Michael Jacksploitation
Dear Ghost of Michael,
You were Bad, you Beat It, We Remember the Time, but its seems to me their are some not so Smooth-Criminals trying to make a pretty penny off your tilted-hat and loafers. The world of Man collectively stares In The Mirror and sees you surrounded by stacks of cash some soaked in sadness, others glazed with greed. On TV’s and T-shirts, posters, place-mats and pregnant ladies…tatooed and tickled pink (but neither Black or White) from the way you made them feel-their bellowing bellies bearing mini-kickers waiting for their chance to JAM. You-tube, Me-tube, he-she and it-tube, it’s a 24 hour Mike-Cult
It’s almost as if everyone’s been cramming along the Yellow Brick Road for the 50-year-be-all end-all King of Pop Quiz-WIZ-a-thon pissing on pots of solid gold, platinum, multi-platinum at the end of someone else’s rainbow, consuming as much of YOU as they possibly can, (like, like you’re going out of style). But what they don’t realize is that now that you’re dead you’re not going anywhere, so what’s everyone’s rush?
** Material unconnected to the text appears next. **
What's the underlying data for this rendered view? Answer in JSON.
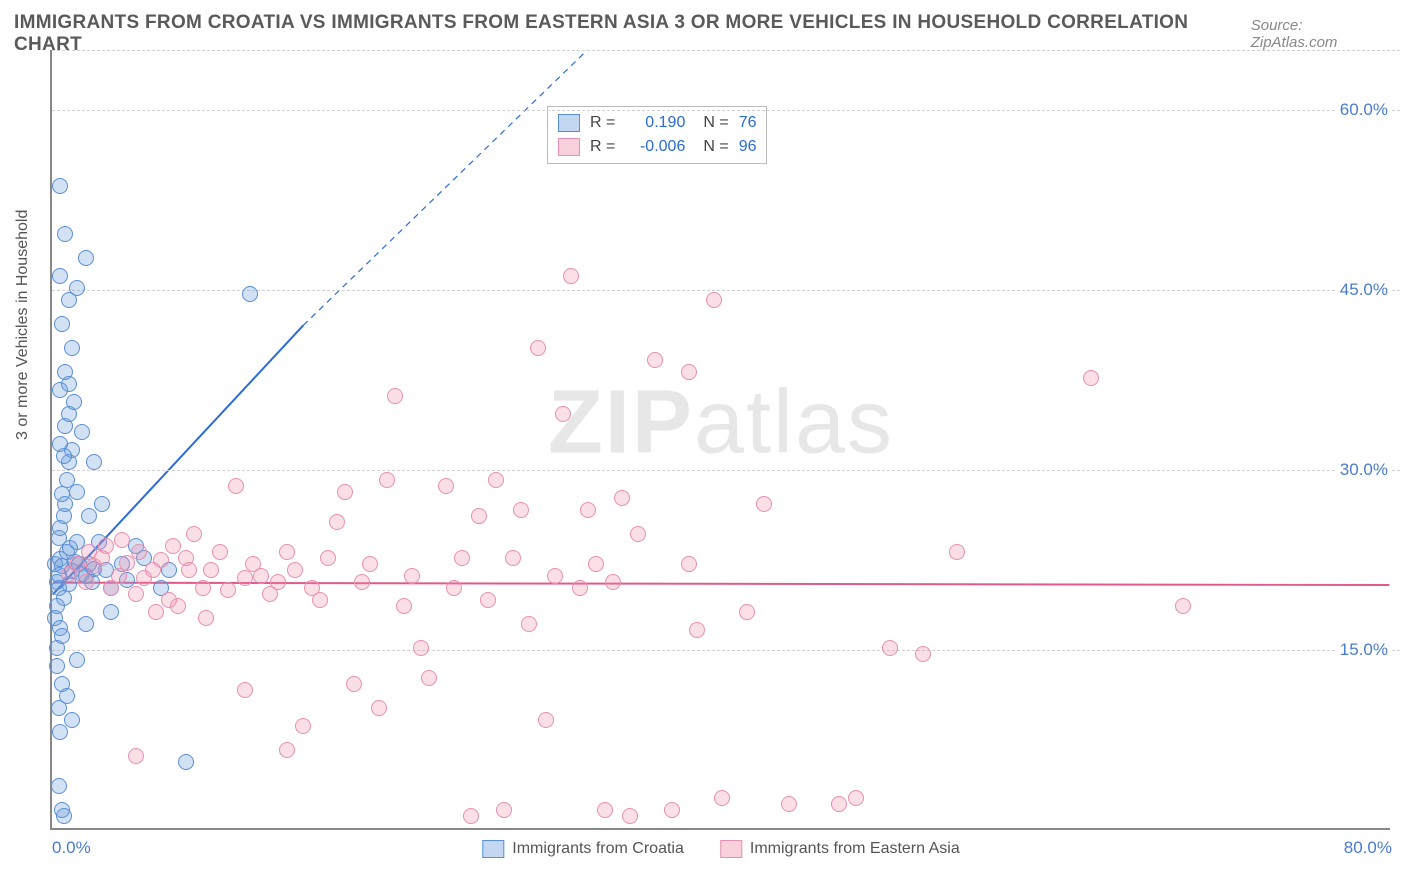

Don’t we have an eternity to enjoy your timeless tunes, groundbreaking videos and everlasting impact upon our civilization, or are you planning to come back and take your music, your memories and your monkey up to James Brown, Jimi and Elvis?
I’m sure it was most Dangerous and difficult- moon-walking through your last will and testament, letting go of your crown jewels (literally and figuratively) deciding how to shake shimmy and split your many assets, but I write asking for your advice as to where MY money should go? Should I buy the 2 disc-collectors edition album from AMAZON.com, the Number Ones CD from the Virgin Mega-Store or your complete discography for just five bucks from the homeless dude in Harlem wearing toe-less white socks with soulless black-shoes.
Should I invest in a professional videographer to properly film and edit this very piece, in order to draw more online attention to my own work, both as a writer and performer or should I donate it to one of the many charities you championed during your lifetime?
When buying gloves should I purchase only one, so that the storeowner may give the second to a one-armed orphan found-shivering through winter…outside a sweatshop…in Antarctica? Should I buy the poster of you and the Jackson Four, your delightfully ghoulish zombie-wolf character from Thriller, or the shot of you sun-shielded umbrella covered coming out of court?
More importantly should I TIVO you on Access Hollywood, watch MTV, TMZ, BET, VH1 or should I stay glued to CNN torn between grieving for you, Farrah Fawcett and Sky Saxon, frustrated and annoyed at Anderson Cooper for not telling me what’s really happening in war-torn Iran, the latest missile launching in North Korea and the state of our troops in Afghanistan? How are we supposed to Heal the World when our biggest band-aid is gone?
I certainly couldn’t afford it, but would you pay upwards of 2000 dollars for a ticket to your own funeral, (cuz that was the asking price outside the Staples Center in Downtown LA. Kudus to Ebay who made it stop when enough was enough, pulling away pass-away passes off their site, but shame on so many other online hubs still selling tickets to your upcoming tour, which at this point (but you tell me) I don’t think you’re really up for.
Just a thought, a morbid one at that, but did you sacrifice your own life to help stimulate the economy during these tough financial times or were you covertly assassinated by the true shareholders of your oeuvre of music and merchandise? Perhaps your still alive, cleverly disguised outside Grohman’s Theater in Hollywood posing as an impersonator of yourself, assuring all profits go directly to you?
Whichever it may be, I just hope heaven or wherever you are is a forvever-ever land of dancing, singing, and playfulness, an eternal childhood where You Are Not Alone and the only currency is measured in reams of rhythm, made from the purest of love and understanding. We miss you Michael. ABCeeya on the other side.